Re: [PATCH 0/5] mm: workingset: radix tree subtleties & single-page file refaults
From: Johannes Weiner
Date: Mon Oct 24 2016 - 14:48:06 EST
On Wed, Oct 19, 2016 at 11:16:30AM -0700, Linus Torvalds wrote:
> On Wed, Oct 19, 2016 at 10:24 AM, Johannes Weiner <hannes@xxxxxxxxxxx> wrote:
> >
> > These patches make the radix tree code explicitely support and track
> > such special entries, to eliminate the subtleties and to restore the
> > thrash detection for single-page files.
>
> Ugh. I'm not a huge fan. The patches may be good and be a cleanup in
> one respect, but they make one of my least favorite parts of the radix
> tree code worse.
>
> The radix tree "tag" thing is really horribly confusing, and part of
> it is that there are two totally different "tags": the externally
> visible tags (separate array), and the magical internal tags (low bits
> of the node pointers that tag the pointers as internal or exceptional
> entries).
>
> And I think this series actually makes things even *more* complicated,
> because now the radix tree itself uses one magical entry in the
> externally visible tags for its own internal logic. So now it's
> *really* messed up - the external tags aren't entirely external any
> more.
>
> Maybe I'm mis-reading it, and I'm just confused by the radix tree
> implementation? But if so, it's just another sign of just how
> confusing things are.
No, I think you're right. This is no good.
As I see it, the main distinction between the "tags" tags and the
lower bits in the entry pointers is that the former recurse down to
the root, and so they make lookup by tag very efficient (e.g. find
dirty pages to sync), whereas the pointer bits are cheaper when we
specifically operate on entries anyway and branch out to different
behavior depending on the type of entry (truncate a cache range,
extend tree, descend tree).
My patch violated that by adding a recursively-set "lookup" tag for
the single purpose of distinguishing entry types in root->rnode.
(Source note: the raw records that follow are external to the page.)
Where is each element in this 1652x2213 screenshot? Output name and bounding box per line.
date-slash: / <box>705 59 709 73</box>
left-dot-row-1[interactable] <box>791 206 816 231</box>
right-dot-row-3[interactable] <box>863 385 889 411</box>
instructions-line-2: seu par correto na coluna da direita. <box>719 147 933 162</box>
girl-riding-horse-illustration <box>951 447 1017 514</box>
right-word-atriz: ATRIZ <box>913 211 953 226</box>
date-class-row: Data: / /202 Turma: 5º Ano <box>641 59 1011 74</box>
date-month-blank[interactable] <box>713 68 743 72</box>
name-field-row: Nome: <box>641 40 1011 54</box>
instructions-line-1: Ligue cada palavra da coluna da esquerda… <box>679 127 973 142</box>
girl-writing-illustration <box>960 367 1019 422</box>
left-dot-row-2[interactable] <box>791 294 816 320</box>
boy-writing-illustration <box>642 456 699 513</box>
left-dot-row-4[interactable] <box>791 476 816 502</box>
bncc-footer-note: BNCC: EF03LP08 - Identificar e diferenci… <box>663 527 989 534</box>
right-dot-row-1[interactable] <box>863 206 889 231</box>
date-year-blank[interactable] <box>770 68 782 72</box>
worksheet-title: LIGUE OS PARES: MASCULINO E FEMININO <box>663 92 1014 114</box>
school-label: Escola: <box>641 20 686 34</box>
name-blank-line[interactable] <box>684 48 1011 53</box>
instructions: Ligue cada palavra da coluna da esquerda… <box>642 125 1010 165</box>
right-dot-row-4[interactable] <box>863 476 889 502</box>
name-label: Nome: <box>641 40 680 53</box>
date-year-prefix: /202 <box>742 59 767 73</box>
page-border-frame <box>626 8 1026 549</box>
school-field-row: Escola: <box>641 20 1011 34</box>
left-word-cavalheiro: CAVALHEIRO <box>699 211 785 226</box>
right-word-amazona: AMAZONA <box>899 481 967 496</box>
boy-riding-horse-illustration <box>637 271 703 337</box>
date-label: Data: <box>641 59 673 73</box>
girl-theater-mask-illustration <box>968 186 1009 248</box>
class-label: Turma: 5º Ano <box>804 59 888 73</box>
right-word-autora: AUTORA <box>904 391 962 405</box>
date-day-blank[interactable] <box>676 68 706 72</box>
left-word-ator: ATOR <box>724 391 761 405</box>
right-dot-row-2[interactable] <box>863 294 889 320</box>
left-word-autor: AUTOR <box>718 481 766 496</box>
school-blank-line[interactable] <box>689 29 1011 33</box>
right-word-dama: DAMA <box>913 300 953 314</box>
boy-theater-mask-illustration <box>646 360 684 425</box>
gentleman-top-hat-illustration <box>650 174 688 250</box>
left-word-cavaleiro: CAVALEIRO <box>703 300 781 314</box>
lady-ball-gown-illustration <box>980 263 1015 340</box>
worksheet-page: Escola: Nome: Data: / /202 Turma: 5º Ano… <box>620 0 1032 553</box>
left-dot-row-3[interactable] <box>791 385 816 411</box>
How about this instead: given that we already mark the shadow entries
exceptional, and the exceptional bit is part of the radix tree API,
can we just introduce a node->exceptional counter for those entries
and have the radix tree code assist us with that instead? It adds the
counting for non-shadow exceptional entries as well (shmem swap slots,
and DAX non-page entries), unfortunately, but this is way cleaner. It
also makes mapping->nrexceptional and node->exceptional consistent in
DAX (Jan, could you please double check the accounting there?)
What do you think? Lightly tested patch below.
> The external tag array itself is also somewhat nasty, in that it
> spreads out the tag bits for one entry maximally (ie different bits
> are in different words) so you can't even clear them together. I know
> why - it makes both iterating over a specific tag and any_tag_set()
> simpler, but it does seem confusing to me how we spread out the data
> almost maximally.
>
> I really would love to see somebody take a big look at the two
> different tagging methods. If nothing else, explain it to me.
>
> Because maybe this series is all great, and my objection is just that
> it makes it even harder for me to understand the code.
>
> For example, could we do this simplification:
>
> - get rid of RADIX_TREE_TAG_LONGS entirely
> - get rid of CONFIG_BASE_SMALL entirely
> - just say that the tag bitmap is one unsigned long
> - so RADIX_TREE_MAP_SIZE is just BITS_PER_LONG
>
> and then at least we'd get rid of the double array and the confusion
> about loops that are actually almost never loops. Because right now
> RADIX_TREE_TAG_LONGS is usually 1, but is 2 if you're a 32-bit
> platform with !CONFIG_BASE_SMALL. So you need those loops, but it all
> looks almost entirely pointless.
AFAICS, !BASE_SMALL is the default unless you de-select BASE_FULL in
EXPERT, so that would cut the radix tree node in half on most 32 bit
setups and would more than double the tree nodes we have to allocate
(two where we had one, plus the additional intermediate levels).
The extra code sucks, but is that a cost we'd be willing to pay?